The two Georgia natives, Dee and Seitz, teamed up after Jay’s HOPE Foundation contacted the country artist about meeting the pre-teen musician, thinking she might have some pointers to offer. What followed was a mission to help give Seitz a musical experience she would never forget: Dee brought Seitz to Nashville for a chance to write and record a song, with the opportunity to perform it at the prestigious Listening Room Cafe during a sold out show on May 23.
Seitz traveled to Nashville with her parents and two sisters and toured many of the city's top must-see tourist attractions, such as Nashville's General Jackson riverboat. She said it was definitely everything she had dreamed about the city being -- and then some. "Nashville has been a great experience. It's very crazy and very big, not what I expected," she said. But she was also there to work and Dee admitted to being a little surprised at how workman-like the young Seitz was once she entered the writing session, which included tunesmith Briana Tyson.
"She came into the writing session and said she had some song ideas, and we told her to list her three favorite ones," Dee told Billboard. "'Heart Attack I Never Had' was one of them and we looked at each other as if to say, 'That's what we're writing today and how did an 11-year old come up with such a strong title and idea for a song?' She had the lyrics, and already had the melody going on. We just helped her finish it, basically. It was a really fun song to write and record. It was so neat for her to see the process of how a song comes to life."
Seitz said that she did learn a lot about what goes into writing a song -- from writing the bridge to the hook. Immediately after finishing the song, she and Dee went into the recording studio for a session arranged and financed personally by Dee. "The actual recording session was the best part because I got to hear what I was doing when I was singing it," she said. "That allowed me to get a little better each time. That was really incredible."

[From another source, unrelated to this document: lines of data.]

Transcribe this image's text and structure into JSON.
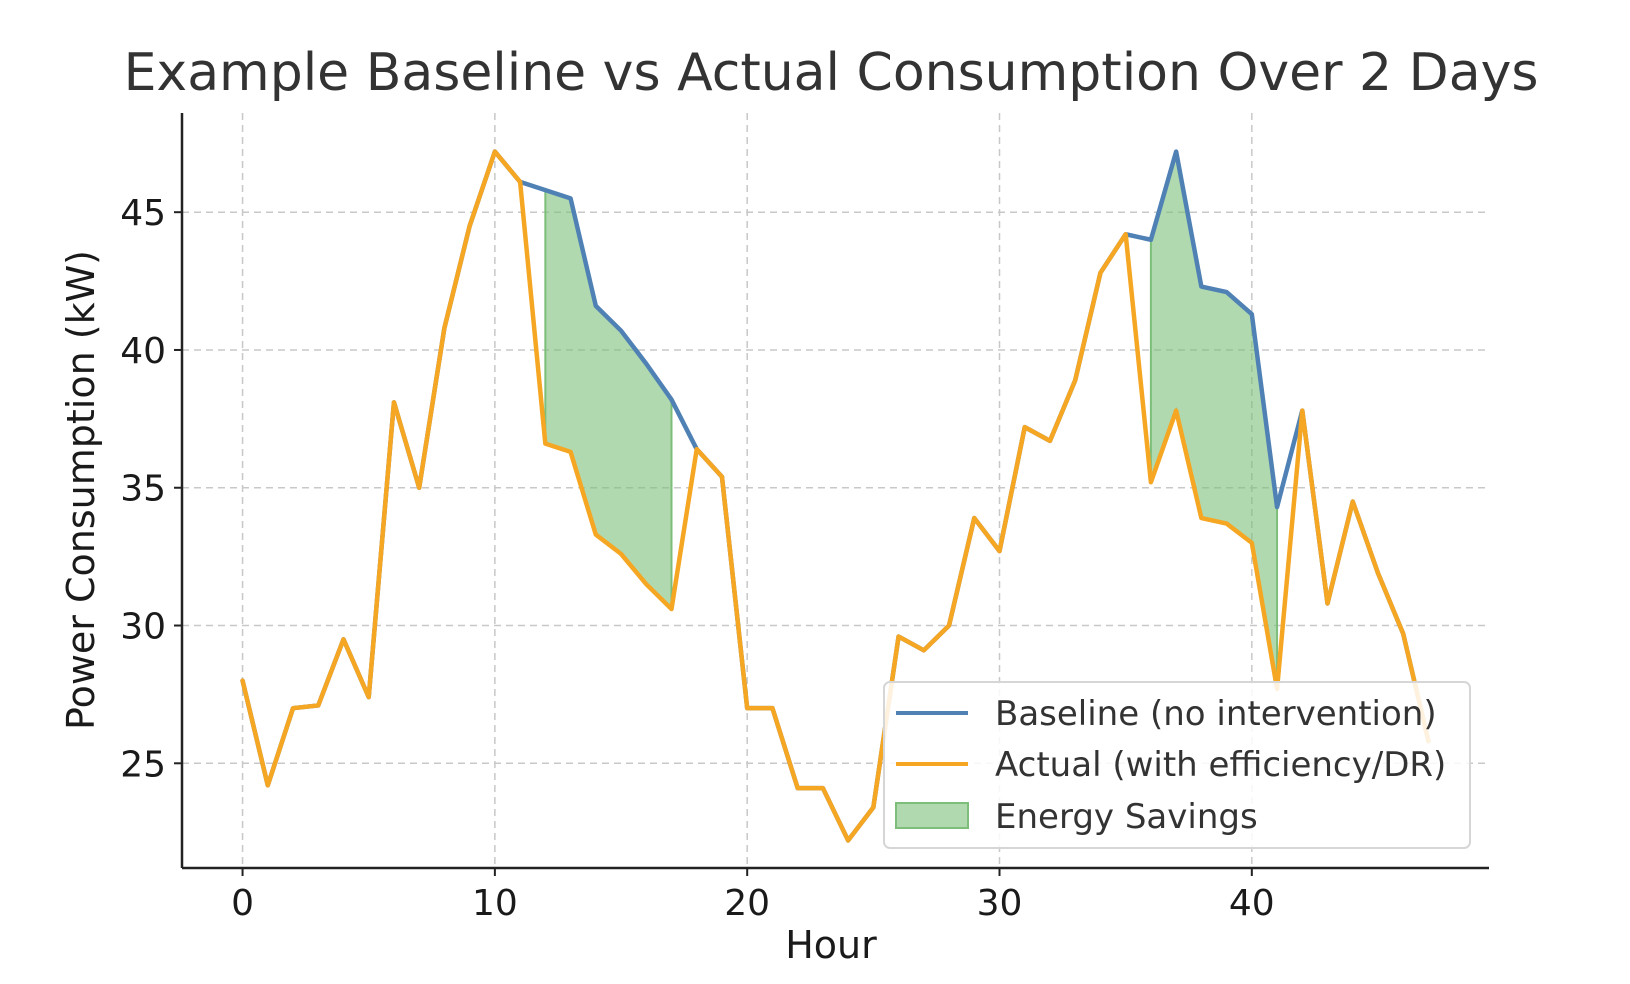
{
  "chart_data": {
    "type": "line",
    "title": "Example Baseline vs Actual Consumption Over 2 Days",
    "xlabel": "Hour",
    "ylabel": "Power Consumption (kW)",
    "xlim": [
      -2.4,
      49.4
    ],
    "ylim": [
      21.2,
      48.6
    ],
    "x_ticks": [
      0,
      10,
      20,
      30,
      40
    ],
    "y_ticks": [
      25,
      30,
      35,
      40,
      45
    ],
    "grid": true,
    "legend_position": "lower right",
    "x": [
      0,
      1,
      2,
      3,
      4,
      5,
      6,
      7,
      8,
      9,
      10,
      11,
      12,
      13,
      14,
      15,
      16,
      17,
      18,
      19,
      20,
      21,
      22,
      23,
      24,
      25,
      26,
      27,
      28,
      29,
      30,
      31,
      32,
      33,
      34,
      35,
      36,
      37,
      38,
      39,
      40,
      41,
      42,
      43,
      44,
      45,
      46,
      47
    ],
    "series": [
      {
        "name": "Baseline (no intervention)",
        "color": "#4f81b5",
        "values": [
          28.0,
          24.2,
          27.0,
          27.1,
          29.5,
          27.4,
          38.1,
          35.0,
          40.8,
          44.5,
          47.2,
          46.1,
          45.8,
          45.5,
          41.6,
          40.7,
          39.5,
          38.2,
          36.4,
          35.4,
          27.0,
          27.0,
          24.1,
          24.1,
          22.2,
          23.4,
          29.6,
          29.1,
          30.0,
          33.9,
          32.7,
          37.2,
          36.7,
          38.9,
          42.8,
          44.2,
          44.0,
          47.2,
          42.3,
          42.1,
          41.3,
          34.3,
          37.8,
          30.8,
          34.5,
          31.9,
          29.7,
          25.8
        ]
      },
      {
        "name": "Actual (with efficiency/DR)",
        "color": "#f5a623",
        "values": [
          28.0,
          24.2,
          27.0,
          27.1,
          29.5,
          27.4,
          38.1,
          35.0,
          40.8,
          44.5,
          47.2,
          46.1,
          36.6,
          36.3,
          33.3,
          32.6,
          31.5,
          30.6,
          36.4,
          35.4,
          27.0,
          27.0,
          24.1,
          24.1,
          22.2,
          23.4,
          29.6,
          29.1,
          30.0,
          33.9,
          32.7,
          37.2,
          36.7,
          38.9,
          42.8,
          44.2,
          35.2,
          37.8,
          33.9,
          33.7,
          33.0,
          27.7,
          37.8,
          30.8,
          34.5,
          31.9,
          29.7,
          25.8
        ]
      }
    ],
    "savings": {
      "name": "Energy Savings",
      "color": "#7dbf7a",
      "ranges": [
        [
          12,
          17
        ],
        [
          36,
          41
        ]
      ]
    }
  }
}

All in all, from idea to paper to studio, the process only took about three hours, which Seitz said she knows is an unusual pace. "I've heard that sometimes takes days, weeks and even months, so I guess it was a miracle that we got it done so fast," she said.
Seitz performed the song with her collaborators at Dee's sold-out show at The Listening Room Cafe that night and told Billboard that the song had been in her mind for awhile.
"I already had the idea and had been actually writing it over the years. It never got old, so I just stuck with it," she said.
As for the song's inspiration, she admits that Austin and Ally star Ross Lynch might have had something to do with it. When asked if she would be OK with him finding out that fact, she gave a quick answer and then changed her mind: "No," she said. "But if that did happen, that would make me very happy."
Following, Dee admitted that she saw a lot of herself in Seitz over the weekend. "We got our hair and makeup done before coming down and she was singing," she said. "She's so carefree, and has this amazing spirit. I'd like to think I was a lot like her when I was her age. I sang anytime I could. She doesn't meet a stranger, and has such a great personality. She's shining."